Today the canals serve the functions of monsoon drains and sewers. The many squatters that sprout up beside them contribute further to the ugliness and pollution of this drainage system. One can see many of these canals choked with black stinking sewage criss-crossing all over Jakarta city like festering wounds. I do admit that I am quite fascinated by them because to me, they define Jakarta: the dirty canals are symbollic of the poverty and filth that seem to ooze out from every pore of the city. Most locals do not bother to give them a second glance but I have spent weekends poring over maps and hiking across the city tracing their routes!

My friend Edwin, being an environmentally conscious fellow, did not want to dump his dead dog into a canal that does not flow. For an eerie moment I had the nagging suspicion that perhaps the dead body in the trunk of his car is not a dog but one of his jealous girlfriends. Shrugging the thought aside, I suggested a couple of options to him. Perhaps Kali Grogol which is wider than the others? Or the Ciliwung on its approach to Tanjung Priok? Maybe the one beside Shangrila Hotel, which supposedly was built to alleviate floods?

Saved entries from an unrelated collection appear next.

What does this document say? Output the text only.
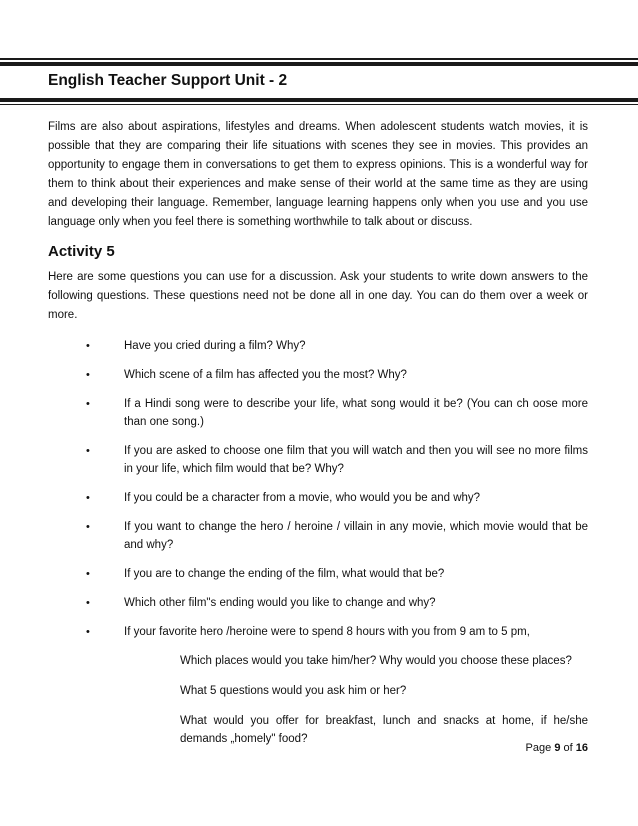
English Teacher Support Unit - 2

Films are also about aspirations, lifestyles and dreams. When adolescent students watch movies, it is possible that they are comparing their life situations with scenes they see in movies. This provides an opportunity to engage them in conversations to get them to express opinions. This is a wonderful way for them to think about their experiences and make sense of their world at the same time as they are using and developing their language. Remember, language learning happens only when you use and you use language only when you feel there is something worthwhile to talk about or discuss.

Activity 5

Here are some questions you can use for a discussion. Ask your students to write down answers to the following questions. These questions need not be done all in one day. You can do them over a week or more.

•	Have you cried during a film? Why?
•	Which scene of a film has affected you the most? Why?
•	If a Hindi song were to describe your life, what song would it be? (You can ch oose more than one song.)
•	If you are asked to choose one film that you will watch and then you will see no more films in your life, which film would that be? Why?
•	If you could be a character from a movie, who would you be and why?
•	If you want to change the hero / heroine / villain in any movie, which movie would that be and why?
•	If you are to change the ending of the film, what would that be?
•	Which other film"s ending would you like to change and why?
•	If your favorite hero /heroine were to spend 8 hours with you from 9 am to 5 pm,
Which places would you take him/her? Why would you choose these places?
What 5 questions would you ask him or her?
What would you offer for breakfast, lunch and snacks at home, if he/she demands „homely" food?
Page 9 of 16
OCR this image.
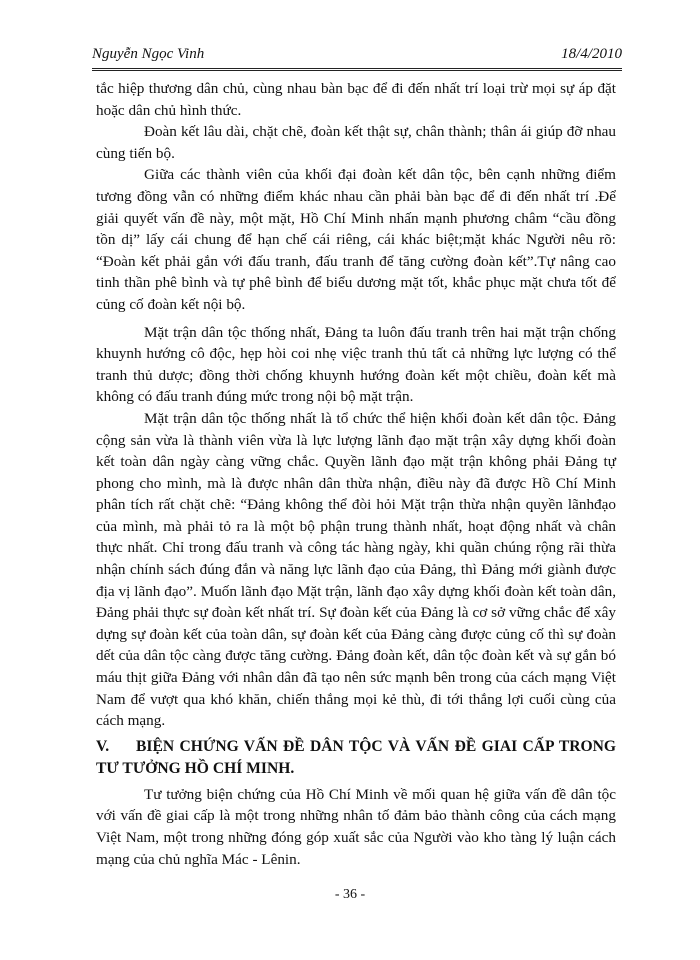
Nguyễn Ngọc Vinh	18/4/2010

tắc hiệp thương dân chủ, cùng nhau bàn bạc để đi đến nhất trí loại trừ mọi sự áp đặt hoặc dân chủ hình thức.

Đoàn kết lâu dài, chặt chẽ, đoàn kết thật sự, chân thành; thân ái giúp đỡ nhau cùng tiến bộ.

Giữa các thành viên của khối đại đoàn kết dân tộc, bên cạnh những điểm tương đồng vẫn có những điểm khác nhau cần phải bàn bạc để đi đến nhất trí .Để giải quyết vấn đề này, một mặt, Hồ Chí Minh nhấn mạnh phương châm “cầu đồng tồn dị” lấy cái chung để hạn chế cái riêng, cái khác biệt;mặt khác Người nêu rõ: “Đoàn kết phải gắn với đấu tranh, đấu tranh để tăng cường đoàn kết”.Tự nâng cao tinh thần phê bình và tự phê bình để biểu dương mặt tốt, khắc phục mặt chưa tốt để củng cố đoàn kết nội bộ.

Mặt trận dân tộc thống nhất, Đảng ta luôn đấu tranh trên hai mặt trận chống khuynh hướng cô độc, hẹp hòi coi nhẹ việc tranh thủ tất cả những lực lượng có thể tranh thủ dược; đồng thời chống khuynh hướng đoàn kết một chiều, đoàn kết mà không có đấu tranh đúng mức trong nội bộ mặt trận.

Mặt trận dân tộc thống nhất là tổ chức thể hiện khối đoàn kết dân tộc. Đảng cộng sản vừa là thành viên vừa là lực lượng lãnh đạo mặt trận xây dựng khối đoàn kết toàn dân ngày càng vững chắc. Quyền lãnh đạo mặt trận không phải Đảng tự phong cho mình, mà là được nhân dân thừa nhận, điều này đã được Hồ Chí Minh phân tích rất chặt chẽ: “Đảng không thể đòi hỏi Mặt trận thừa nhận quyền lãnhđạo của mình, mà phải tỏ ra là một bộ phận trung thành nhất, hoạt động nhất và chân thực nhất. Chỉ trong đấu tranh và công tác hàng ngày, khi quần chúng rộng rãi thừa nhận chính sách đúng đắn và năng lực lãnh đạo của Đảng, thì Đảng mới giành được địa vị lãnh đạo”. Muốn lãnh đạo Mặt trận, lãnh đạo xây dựng khối đoàn kết toàn dân, Đảng phải thực sự đoàn kết nhất trí. Sự đoàn kết của Đảng là cơ sở vững chắc để xây dựng sự đoàn kết của toàn dân, sự đoàn kết của Đảng càng được củng cố thì sự đoàn dết của dân tộc càng được tăng cường. Đảng đoàn kết, dân tộc đoàn kết và sự gắn bó máu thịt giữa Đảng với nhân dân đã tạo nên sức mạnh bên trong của cách mạng Việt Nam để vượt qua khó khăn, chiến thắng mọi kẻ thù, đi tới thắng lợi cuối cùng của cách mạng.

V. BIỆN CHỨNG VẤN ĐỀ DÂN TỘC VÀ VẤN ĐỀ GIAI CẤP TRONG TƯ TƯỞNG HỒ CHÍ MINH.

Tư tưởng biện chứng của Hồ Chí Minh về mối quan hệ giữa vấn đề dân tộc với vấn đề giai cấp là một trong những nhân tố đảm bảo thành công của cách mạng Việt Nam, một trong những đóng góp xuất sắc của Người vào kho tàng lý luận cách mạng của chủ nghĩa Mác - Lênin.

- 36 -
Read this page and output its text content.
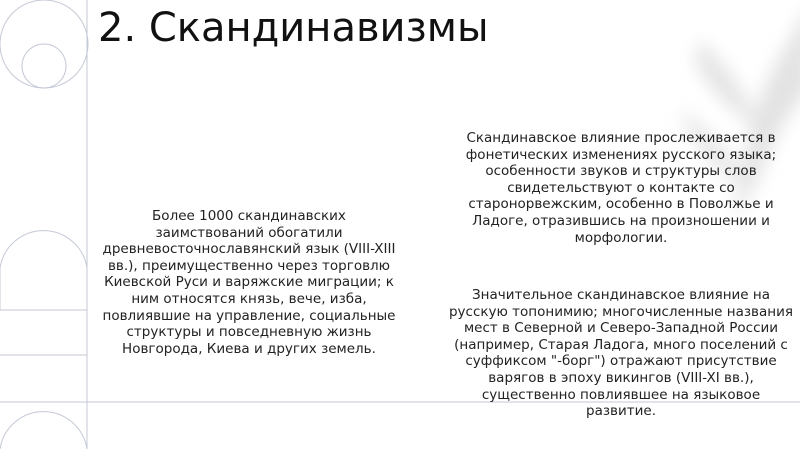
2. Скандинавизмы

Более 1000 скандинавских заимствований обогатили древневосточнославянский язык (VIII-XIII вв.), преимущественно через торговлю Киевской Руси и варяжские миграции; к ним относятся князь, вече, изба, повлиявшие на управление, социальные структуры и повседневную жизнь Новгорода, Киева и других земель.

Скандинавское влияние прослеживается в фонетических изменениях русского языка; особенности звуков и структуры слов свидетельствуют о контакте со старонорвежским, особенно в Поволжье и Ладоге, отразившись на произношении и морфологии.

Значительное скандинавское влияние на русскую топонимию; многочисленные названия мест в Северной и Северо-Западной России (например, Старая Ладога, много поселений с суффиксом "-борг") отражают присутствие варягов в эпоху викингов (VIII-XI вв.), существенно повлиявшее на языковое развитие.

None of the options seemed to be appropriate for one reason or another. Like a couple of first-time murderers, desperation and panic began to creep in. Finally I jokingly suggested to him that perhaps he should sell the carcass to the Bataks. The Bataks are an ethic group originating from Sumatra, well-known for their fondness for dog meat. Edwin latched on the idea enthusiastically and told me that he is heading right away to the nearest Batak restaurant in Senayan!

Knowing what a good salesman he is, I won't be surprised if he tells me in the office tomorrow that he managed to clinch a good deal for his dead dog.